The author of the Bell of Lost Souls article also states that these alternative lifestyles are villified in 40K because they are associated with an evil Chaos God. He goes so far as to say that it represents sex as evil, an extremely puritanical view. This is fairly correct currently, when the asexual, repressive Imperium is widely considered the good guys. However, that wasn't always the case.
It's commonly said that there are no good guys in 40K, though this is less and less true as the Imperium, Eldar, and Tau are portrayed as more beneficent and the Chaos Gods more malevolent in order to appeal to a broader audience with a standard good vs evil narrative. When the game was created, this was very different.
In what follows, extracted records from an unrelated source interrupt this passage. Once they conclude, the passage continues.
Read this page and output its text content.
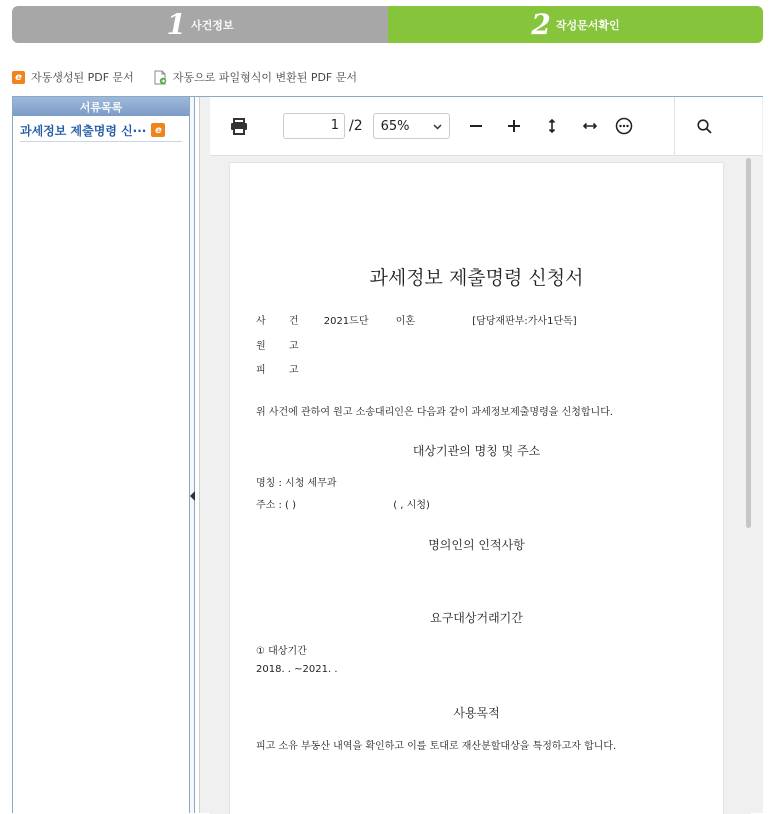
1 사건정보	2 작성문서확인
e 자동생성된 PDF 문서	자동으로 파일형식이 변환된 PDF 문서
서류목록
과세정보 제출명령 신··· e	1 /2 65%
과세정보 제출명령 신청서
사 건	2021드단	이혼	[담당재판부:가사1단독]
원 고
피 고
위 사건에 관하여 원고 소송대리인은 다음과 같이 과세정보제출명령을 신청합니다.
대상기관의 명칭 및 주소
명칭 : 시청 세무과
주소 : ( )	( , 시청)
명의인의 인적사항
요구대상거래기간
① 대상기간
2018. . ~2021. .
사용목적
피고 소유 부동산 내역을 확인하고 이를 토대로 재산분할대상을 특정하고자 합니다.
Slaanesh is officially the god of excess, but he's informally called the god of sex, drugs, and rock and roll. We've already talked about how the Games Workshop writers were really into heavy metal, going so far as to base some of the Chaos Gods on themes prevalent in heavy metal album art. Noise Marines are the most direct outgrowth of their love of heavy metal. If you've read any interviews with the original writing staff, you also know that mind-altering substances were extremely prevalent. It seems parsimonious to extrapolate that they weren't too puritanical in their ideas about sex. This begs the question, why would the writers establish a god of things that they clearly like and then label it evil?
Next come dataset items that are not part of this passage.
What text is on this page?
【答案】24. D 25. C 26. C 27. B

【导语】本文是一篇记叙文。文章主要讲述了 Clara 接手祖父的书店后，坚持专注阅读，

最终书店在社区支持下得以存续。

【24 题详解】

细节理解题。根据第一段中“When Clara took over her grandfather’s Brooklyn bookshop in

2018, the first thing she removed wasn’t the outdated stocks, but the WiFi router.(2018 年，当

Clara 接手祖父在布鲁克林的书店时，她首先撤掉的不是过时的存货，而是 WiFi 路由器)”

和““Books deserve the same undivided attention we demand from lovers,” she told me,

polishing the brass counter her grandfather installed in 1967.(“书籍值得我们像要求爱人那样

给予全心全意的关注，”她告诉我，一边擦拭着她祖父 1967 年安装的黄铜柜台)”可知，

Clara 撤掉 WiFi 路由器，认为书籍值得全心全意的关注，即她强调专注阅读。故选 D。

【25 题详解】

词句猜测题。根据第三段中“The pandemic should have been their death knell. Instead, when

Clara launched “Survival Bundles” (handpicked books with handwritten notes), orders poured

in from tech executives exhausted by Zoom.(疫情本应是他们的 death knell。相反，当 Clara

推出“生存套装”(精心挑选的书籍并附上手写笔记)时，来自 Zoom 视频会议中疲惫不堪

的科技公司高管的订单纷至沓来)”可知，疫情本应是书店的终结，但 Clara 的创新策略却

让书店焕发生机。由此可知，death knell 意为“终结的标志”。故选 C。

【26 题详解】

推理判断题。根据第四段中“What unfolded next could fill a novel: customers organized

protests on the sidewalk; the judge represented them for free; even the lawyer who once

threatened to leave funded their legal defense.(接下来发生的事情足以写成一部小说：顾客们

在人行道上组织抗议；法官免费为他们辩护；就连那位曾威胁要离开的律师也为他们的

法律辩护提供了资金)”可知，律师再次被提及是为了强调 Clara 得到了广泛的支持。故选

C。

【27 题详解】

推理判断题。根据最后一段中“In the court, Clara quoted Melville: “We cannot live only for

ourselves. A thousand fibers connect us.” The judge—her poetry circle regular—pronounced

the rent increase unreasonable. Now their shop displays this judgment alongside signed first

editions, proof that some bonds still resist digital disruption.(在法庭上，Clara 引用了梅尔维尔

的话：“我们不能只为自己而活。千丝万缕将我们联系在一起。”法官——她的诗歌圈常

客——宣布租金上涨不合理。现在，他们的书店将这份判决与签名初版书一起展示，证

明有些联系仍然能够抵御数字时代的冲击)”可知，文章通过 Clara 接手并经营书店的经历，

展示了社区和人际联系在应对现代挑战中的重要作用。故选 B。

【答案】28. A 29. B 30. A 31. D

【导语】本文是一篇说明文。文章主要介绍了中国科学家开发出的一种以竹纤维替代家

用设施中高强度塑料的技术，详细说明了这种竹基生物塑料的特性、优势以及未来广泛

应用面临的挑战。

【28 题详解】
The answer is that they didn't. The initial background presented the Imperium as a decaying and backwards establishment that was doomed to fall before more free-thinking, radical factions, such as the Orks and Chaos. Chaos Marines weren't evil. They were Marines that had thrown off the yoke of mindless authority and now acted in their own interest, seeking out the ideals that they thought were right. It's easy to see how this setting would come from the minds of a counter-culture struggling to learn about subjects that their parents' generation considered taboo. In the minds of many of the early designers and writers, Chaos was the good guys, so it's easy to see why attention was lavished onto the Chaos Gods in Rogue Trader and 2nd Edition. All of the Chaos Gods were supposed to be morally ambiguous, rather than evil. That noble warrior that fights to defend his home and family? He's as much a servant of Khorne as the wildest berserker. Do you have a thirst for knowledge? Congratulations, your academic learning feeds Tzeentch.
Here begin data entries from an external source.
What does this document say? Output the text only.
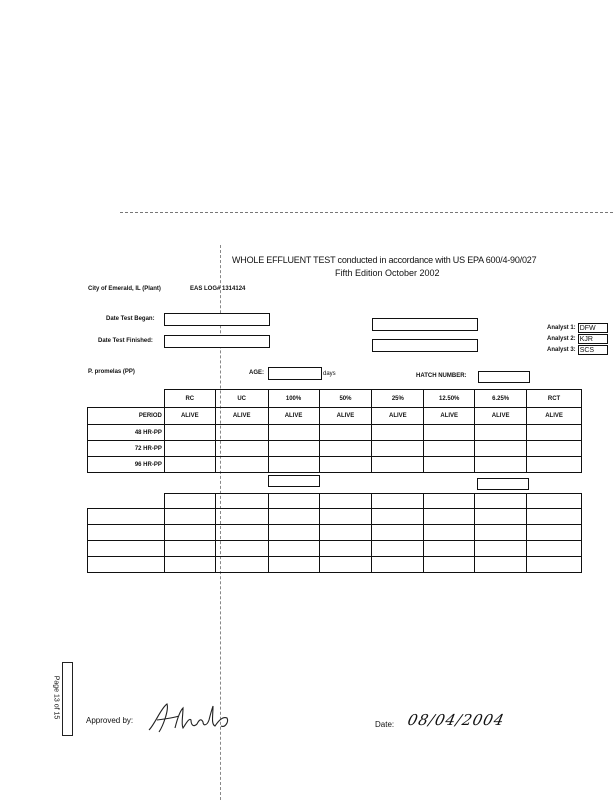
WHOLE EFFLUENT TEST conducted in accordance with US EPA 600/4-90/027
Fifth Edition October 2002
City of Emerald, IL (Plant)	EAS LOG# 1314124
Date Test Began:
Date Test Finished:
Analyst 1: DFW
Analyst 2: KJR
Analyst 3: SCS
P. promelas (PP)	AGE:	days	HATCH NUMBER:
	RC	UC	100%	50%	25%	12.50%	6.25%	RCT
PERIOD	ALIVE	ALIVE	ALIVE	ALIVE	ALIVE	ALIVE	ALIVE	ALIVE
48 HR-PP								
72 HR-PP								
96 HR-PP								

Page 13 of 15
Approved by:	Date: 08/04/2004
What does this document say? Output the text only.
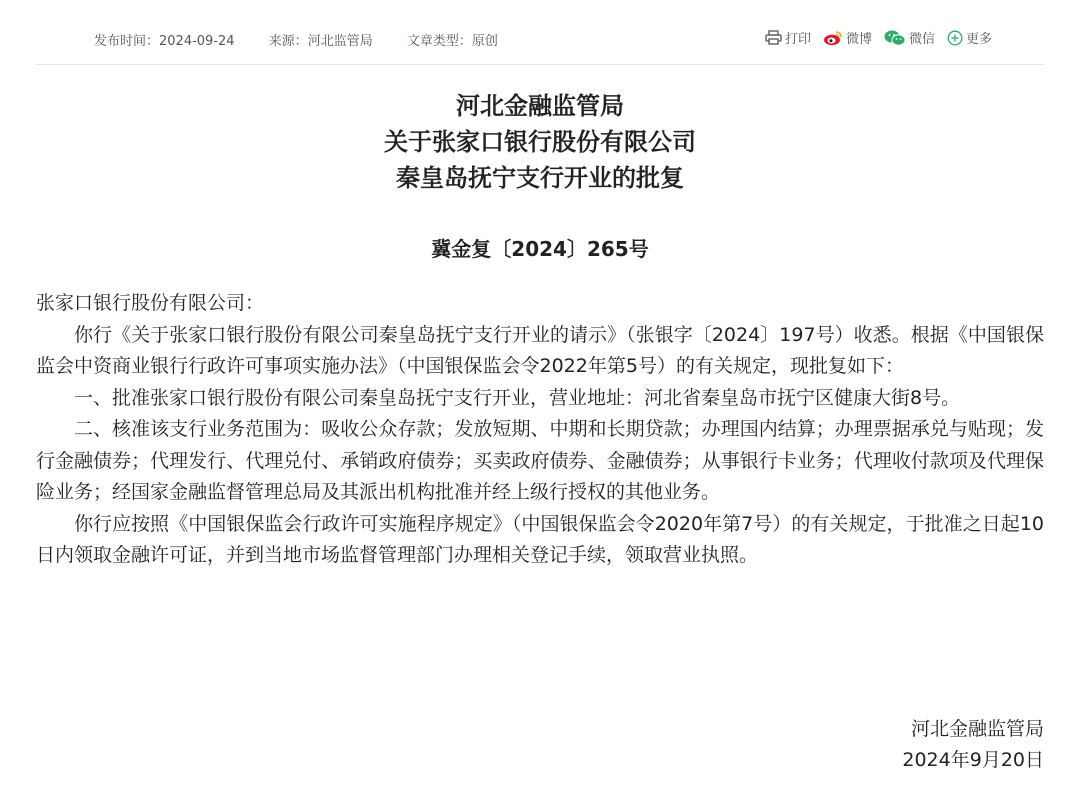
发布时间：2024-09-24	来源：河北监管局	文章类型：原创	打印	微博	微信 更多
河北金融监管局
关于张家口银行股份有限公司
秦皇岛抚宁支行开业的批复
冀金复〔2024〕265号

张家口银行股份有限公司：

你行《关于张家口银行股份有限公司秦皇岛抚宁支行开业的请示》（张银字〔2024〕197号）收悉。根据《中国银保监会中资商业银行行政许可事项实施办法》（中国银保监会令2022年第5号）的有关规定，现批复如下：

一、批准张家口银行股份有限公司秦皇岛抚宁支行开业，营业地址：河北省秦皇岛市抚宁区健康大街8号。

二、核准该支行业务范围为：吸收公众存款；发放短期、中期和长期贷款；办理国内结算；办理票据承兑与贴现；发行金融债券；代理发行、代理兑付、承销政府债券；买卖政府债券、金融债券；从事银行卡业务；代理收付款项及代理保险业务；经国家金融监督管理总局及其派出机构批准并经上级行授权的其他业务。

你行应按照《中国银保监会行政许可实施程序规定》（中国银保监会令2020年第7号）的有关规定，于批准之日起10日内领取金融许可证，并到当地市场监督管理部门办理相关登记手续，领取营业执照。

河北金融监管局
2024年9月20日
Anyway, I hope you enjoyed my little journey through the origins of Slaanesh. While I agree that the way that he's represented is outdated, I have to give the original writers more credit than just to say that they played on male sexual fantasies. With a bit of context, I feel like the creation of Slaanesh goes from being "something that was okay in the 80s" to something that was both counter-cultural and progressive.
So what do you think? Am I giving early Games Workshop too much credit? Is Slaanesh just as embarrassing as the other article claims?